生産能力過剰で中国の火力発電企業に倒産ブーム襲来の恐れ (16/08/29)
2016/8/29
中国【電力】

 鉄鋼企業、石炭企業に続き、今後数年で火力発電企業も生産能力過剰問題に直面するかもしれない。中国国電集団の張樹民総経済師は「中国500強企業高層フォーラム」において、国電集団も職員の配置転換問題に直面することになるとして、次のように表明した。

 小規模発電所や環境保護基準を満たさない発電所は政府が強制的に閉鎖するまでもなく、運営が困難になり倒産に直面する。国電集団も「キョンシー企業」の処理や倒産ブーム、そしてそれに伴う職員配置転換問題に直面する。

 全国の約15億kWの発電設備の中で火力発電は9億kW余りを占め、毎年20億トン余りの石炭を燃焼しなければならない。そのため、大量の残渣や排気ガスを発生し、一連の環境汚染や環境破壊問題を引き起こしている。近年、ドイツなど欧州の一部の国では新エネルギーが完全に在来型エネルギーに取って代わり、在来型エネルギーは必然的に没落の道を辿っている。

 中国の火力発電企業もすでに困難に直面している。中国電力企業聯合会の2015年度電力事業統計速報によると、全国の6,000kW以上の発電所の設備利用時間数の低下が続き、2015年の平均利用時間は3,969時間で前年に比べ349時間下がり、1978年以来最低の水準になった。

 火力発電とは対照的に、全国の再生可能エネルギー発電設備容量は2015年末時点で4.8億kWに達し、総発電量に占める比率は20%を超えている。

 電力需要の軟調のため、大手発電集団の発電量は遍く低下している。華能集団の今年上期の発電量は2,887億kWhで前年同期比5.9%低下した。大唐集団の発電量は2,254.8億kWhで、4.11%下がった。華電集団は2,263億kWhで、前年同期比1.54%減少した。国電集団の1〜5月の発電量は1,944億kWh、前年同期比2.01%減になった。

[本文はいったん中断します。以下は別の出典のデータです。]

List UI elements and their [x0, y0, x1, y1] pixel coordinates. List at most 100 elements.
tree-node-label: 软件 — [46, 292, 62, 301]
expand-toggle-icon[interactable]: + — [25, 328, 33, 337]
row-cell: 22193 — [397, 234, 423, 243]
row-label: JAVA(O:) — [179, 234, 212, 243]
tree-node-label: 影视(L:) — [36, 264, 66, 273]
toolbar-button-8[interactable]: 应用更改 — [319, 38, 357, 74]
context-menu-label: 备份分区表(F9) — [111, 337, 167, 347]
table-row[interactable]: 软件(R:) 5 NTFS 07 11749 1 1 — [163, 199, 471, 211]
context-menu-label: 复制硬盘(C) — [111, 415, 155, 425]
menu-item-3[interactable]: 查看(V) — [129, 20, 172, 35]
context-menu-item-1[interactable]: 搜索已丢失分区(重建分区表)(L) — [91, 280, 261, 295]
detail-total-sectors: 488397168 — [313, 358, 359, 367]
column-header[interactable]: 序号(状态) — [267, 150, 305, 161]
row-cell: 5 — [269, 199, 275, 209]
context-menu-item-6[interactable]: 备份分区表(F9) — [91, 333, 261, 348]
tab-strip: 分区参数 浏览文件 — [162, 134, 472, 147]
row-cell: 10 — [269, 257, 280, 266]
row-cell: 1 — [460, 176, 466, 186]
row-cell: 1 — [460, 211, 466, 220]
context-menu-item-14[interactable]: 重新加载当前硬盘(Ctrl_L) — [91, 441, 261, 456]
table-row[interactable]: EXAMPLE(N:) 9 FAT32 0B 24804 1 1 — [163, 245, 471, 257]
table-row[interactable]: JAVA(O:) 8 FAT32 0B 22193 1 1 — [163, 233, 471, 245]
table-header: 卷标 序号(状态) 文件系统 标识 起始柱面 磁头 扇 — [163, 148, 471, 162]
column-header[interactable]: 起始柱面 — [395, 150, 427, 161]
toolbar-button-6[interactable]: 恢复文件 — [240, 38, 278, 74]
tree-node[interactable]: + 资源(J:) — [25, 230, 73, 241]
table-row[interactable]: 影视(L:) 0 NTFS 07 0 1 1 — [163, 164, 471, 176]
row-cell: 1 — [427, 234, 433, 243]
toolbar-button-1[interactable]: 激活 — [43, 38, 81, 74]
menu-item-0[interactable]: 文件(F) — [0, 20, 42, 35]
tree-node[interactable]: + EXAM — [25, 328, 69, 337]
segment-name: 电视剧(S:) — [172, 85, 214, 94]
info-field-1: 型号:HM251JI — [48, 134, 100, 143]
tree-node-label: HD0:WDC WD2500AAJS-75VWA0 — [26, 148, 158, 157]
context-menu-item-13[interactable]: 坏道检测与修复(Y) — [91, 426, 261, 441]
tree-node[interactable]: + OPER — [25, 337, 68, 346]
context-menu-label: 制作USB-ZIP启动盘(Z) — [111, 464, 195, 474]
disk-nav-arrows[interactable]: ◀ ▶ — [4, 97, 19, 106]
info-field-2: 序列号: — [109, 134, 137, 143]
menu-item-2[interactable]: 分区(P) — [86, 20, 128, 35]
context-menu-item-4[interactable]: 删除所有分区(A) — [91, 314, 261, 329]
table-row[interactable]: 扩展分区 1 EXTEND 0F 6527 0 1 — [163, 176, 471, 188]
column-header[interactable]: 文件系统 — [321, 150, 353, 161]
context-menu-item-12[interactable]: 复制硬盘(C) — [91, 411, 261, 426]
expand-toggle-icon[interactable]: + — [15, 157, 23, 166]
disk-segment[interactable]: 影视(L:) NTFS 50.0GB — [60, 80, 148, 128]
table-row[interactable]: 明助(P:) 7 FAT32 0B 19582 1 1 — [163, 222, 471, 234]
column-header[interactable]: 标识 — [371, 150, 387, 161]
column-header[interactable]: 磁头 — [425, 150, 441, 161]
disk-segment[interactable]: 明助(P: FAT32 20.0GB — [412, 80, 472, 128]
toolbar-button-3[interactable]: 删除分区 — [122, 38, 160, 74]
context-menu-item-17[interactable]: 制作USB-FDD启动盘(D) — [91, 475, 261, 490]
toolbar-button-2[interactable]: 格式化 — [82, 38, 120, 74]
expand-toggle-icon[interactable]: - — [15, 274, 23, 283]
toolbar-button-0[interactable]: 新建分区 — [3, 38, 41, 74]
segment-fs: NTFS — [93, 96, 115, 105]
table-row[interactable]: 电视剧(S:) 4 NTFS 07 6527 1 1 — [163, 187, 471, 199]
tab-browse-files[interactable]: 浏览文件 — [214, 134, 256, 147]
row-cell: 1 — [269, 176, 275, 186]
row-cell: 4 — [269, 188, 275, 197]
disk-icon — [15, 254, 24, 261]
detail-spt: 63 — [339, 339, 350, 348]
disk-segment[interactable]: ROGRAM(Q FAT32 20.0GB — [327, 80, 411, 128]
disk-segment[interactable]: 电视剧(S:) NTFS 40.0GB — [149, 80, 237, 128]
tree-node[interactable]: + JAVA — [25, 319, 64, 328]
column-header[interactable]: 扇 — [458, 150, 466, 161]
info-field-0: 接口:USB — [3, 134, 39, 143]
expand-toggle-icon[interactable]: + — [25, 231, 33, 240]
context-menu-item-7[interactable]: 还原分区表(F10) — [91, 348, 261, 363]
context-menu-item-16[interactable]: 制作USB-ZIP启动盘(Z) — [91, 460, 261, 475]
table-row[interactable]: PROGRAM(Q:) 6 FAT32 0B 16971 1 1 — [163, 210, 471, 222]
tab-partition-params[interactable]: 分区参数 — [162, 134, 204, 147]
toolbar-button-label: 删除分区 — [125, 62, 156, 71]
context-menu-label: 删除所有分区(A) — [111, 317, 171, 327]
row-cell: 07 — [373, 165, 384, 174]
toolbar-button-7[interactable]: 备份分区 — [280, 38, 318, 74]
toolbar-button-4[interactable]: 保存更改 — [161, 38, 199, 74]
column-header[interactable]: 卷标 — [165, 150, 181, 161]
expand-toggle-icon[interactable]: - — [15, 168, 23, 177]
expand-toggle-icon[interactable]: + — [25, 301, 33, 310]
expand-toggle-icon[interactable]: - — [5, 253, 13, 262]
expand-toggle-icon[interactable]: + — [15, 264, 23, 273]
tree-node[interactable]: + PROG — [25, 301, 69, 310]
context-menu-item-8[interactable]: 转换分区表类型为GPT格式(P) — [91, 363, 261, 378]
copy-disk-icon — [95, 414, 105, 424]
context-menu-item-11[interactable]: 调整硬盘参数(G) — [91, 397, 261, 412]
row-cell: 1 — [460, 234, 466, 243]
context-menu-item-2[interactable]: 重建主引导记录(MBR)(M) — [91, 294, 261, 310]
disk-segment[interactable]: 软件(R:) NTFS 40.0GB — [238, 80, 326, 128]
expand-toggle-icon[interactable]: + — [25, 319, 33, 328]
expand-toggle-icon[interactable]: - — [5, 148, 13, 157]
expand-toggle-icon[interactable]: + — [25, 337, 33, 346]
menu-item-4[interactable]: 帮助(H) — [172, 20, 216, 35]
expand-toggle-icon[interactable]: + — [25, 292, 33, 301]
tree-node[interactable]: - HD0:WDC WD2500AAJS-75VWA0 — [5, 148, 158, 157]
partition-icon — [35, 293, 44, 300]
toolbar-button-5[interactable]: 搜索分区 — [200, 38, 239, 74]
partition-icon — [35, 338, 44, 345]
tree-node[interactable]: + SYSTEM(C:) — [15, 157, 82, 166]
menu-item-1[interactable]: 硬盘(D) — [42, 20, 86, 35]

 発電量の低下は利潤の低下に直接つながる。2015年1〜5月の5大発電集団の石炭火力発電事業の利益は前年同期に比べ46.2%減少した。国電集団によると、発電産業は歴史的なターニングポイントに直面しており、成長速度のシフトチェンジ期、構造調整の強化期、そして経営発展の転換期の「3期重畳期」という特殊な歴史段階にある。

 国電集団は、現在の総発電設備容量が1.3億kWに達し、うち風力発電設備容量は世界一でほぼ2,400万kWに上る。中国全体の風力発電設備も約1.3億kWになる。国電集団は新エネルギーの発展に力を入れて、人員を出来る限り新エネルギー分野に分散しなければならない。

 大手発電集団の低炭素・クリーン・エネルギー発電設備の比率は着実に上昇している。6月末時点で国家電投のクリーン・エネルギー発電設備の比率は41.69%に達し、国電集団のクリーン・エネルギー発電設備の比率は29.8%に達している。華能集団は28.9%である。

 ある専門家の見積もりによると、2020年には中国の火力発電の過剰生産能力は4億kWになる。火力発電企業の破産ブームは避けられない。